Many contracts for the sale of a company have a provision addressing how the parties should resolve disagreements concerning post-closing adjustments to the sale price. Exactly who is to resolve those disputes (be it an accountant, an arbitrator or the court), and the scope of their authority is sometimes unclear. This decision tracks some precedents and explains when the contract may be interpreted to permit an accountant to decide what adjustments are required by GAAP.
When a stockholder files a derivative suit she can avoid dismissal under Rule 23.1’s pre-suit demand-on-the-board requirement by showing that a majority of the directors were not independent enough to fairly consider her demand that the corporation itself file the suit. This decision clarifies how to decide if a board member is sufficiently independent to fairly consider such a demand. Briefly, at least two factors will be relevant: close social connections to the target of the suit, and disqualification under the NASDAQ tests for independence. There is no single test that controls, although either one of the aforementioned relationships may be disqualifying under the right circumstances, as the Court found them to be in this case.

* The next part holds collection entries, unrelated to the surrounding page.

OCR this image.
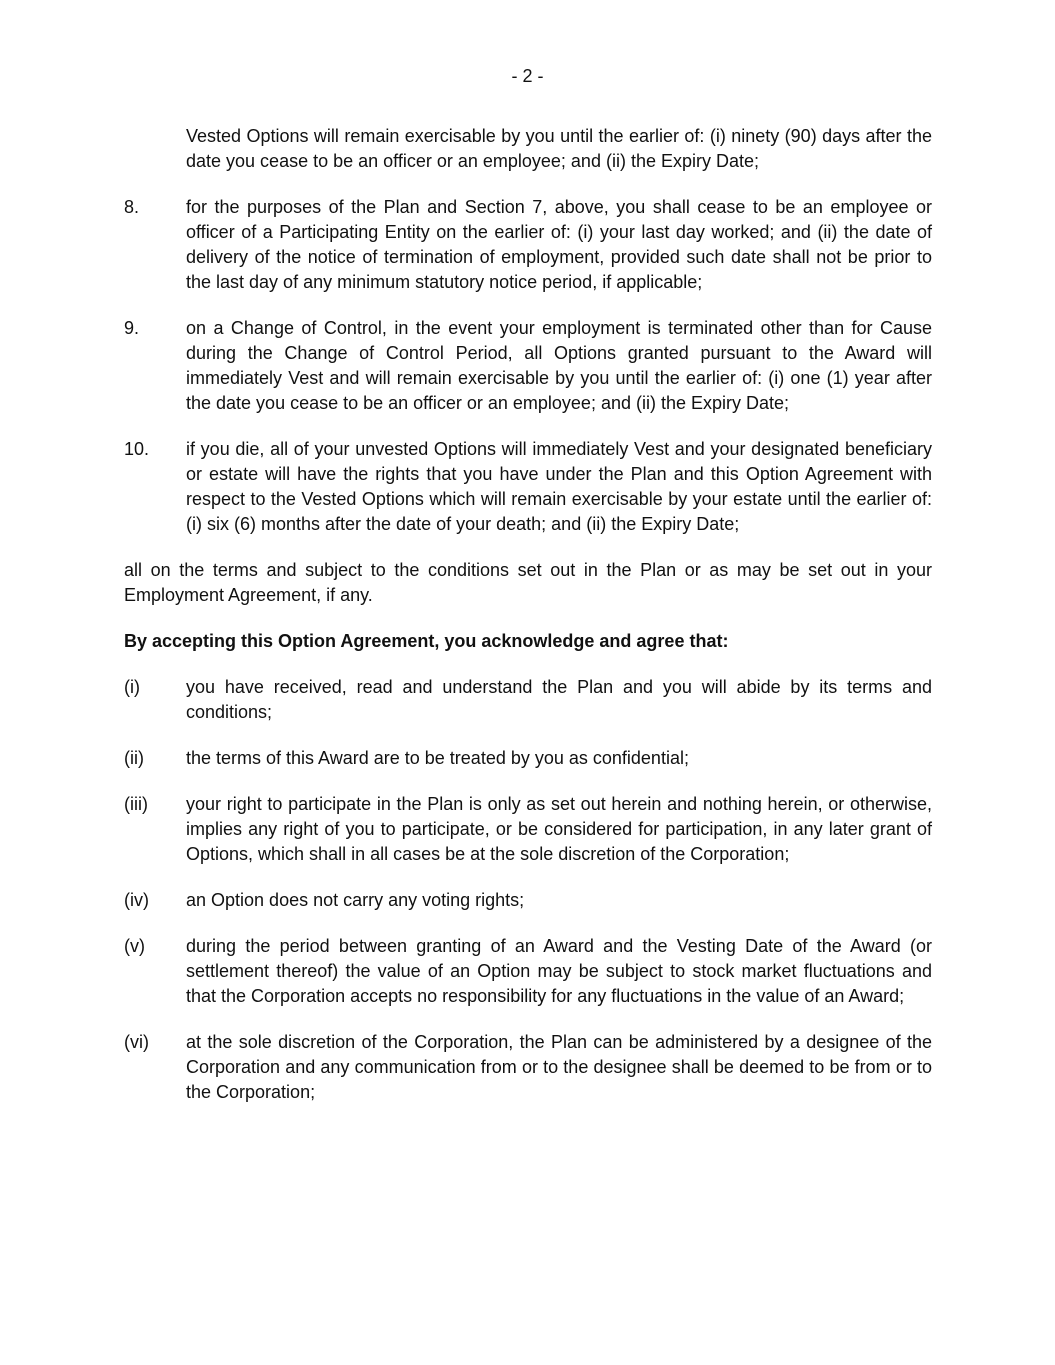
- 2 -

Vested Options will remain exercisable by you until the earlier of: (i) ninety (90) days after the date you cease to be an officer or an employee; and (ii) the Expiry Date;

8.	for the purposes of the Plan and Section 7, above, you shall cease to be an employee or officer of a Participating Entity on the earlier of: (i) your last day worked; and (ii) the date of delivery of the notice of termination of employment, provided such date shall not be prior to the last day of any minimum statutory notice period, if applicable;
9.	on a Change of Control, in the event your employment is terminated other than for Cause during the Change of Control Period, all Options granted pursuant to the Award will immediately Vest and will remain exercisable by you until the earlier of: (i) one (1) year after the date you cease to be an officer or an employee; and (ii) the Expiry Date;
10.	if you die, all of your unvested Options will immediately Vest and your designated beneficiary or estate will have the rights that you have under the Plan and this Option Agreement with respect to the Vested Options which will remain exercisable by your estate until the earlier of: (i) six (6) months after the date of your death; and (ii) the Expiry Date;

all on the terms and subject to the conditions set out in the Plan or as may be set out in your Employment Agreement, if any.

By accepting this Option Agreement, you acknowledge and agree that:

(i)	you have received, read and understand the Plan and you will abide by its terms and conditions;
(ii)	the terms of this Award are to be treated by you as confidential;
(iii)	your right to participate in the Plan is only as set out herein and nothing herein, or otherwise, implies any right of you to participate, or be considered for participation, in any later grant of Options, which shall in all cases be at the sole discretion of the Corporation;
(iv)	an Option does not carry any voting rights;
(v)	during the period between granting of an Award and the Vesting Date of the Award (or settlement thereof) the value of an Option may be subject to stock market fluctuations and that the Corporation accepts no responsibility for any fluctuations in the value of an Award;
(vi)	at the sole discretion of the Corporation, the Plan can be administered by a designee of the Corporation and any communication from or to the designee shall be deemed to be from or to the Corporation;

Large commercial contracts frequently try to limit a buyer’s remedies for any extra-contractual misrepresentations by the seller. Many Delaware decisions deal with disclaimers of extra-contractual representations and this decision does a nice job of summarizing some of that existing law. For example, it notes that a statement from the seller that it has not made any extra-contractual representations may not suffice, while a statement of non-reliance from the buyer should do the trick.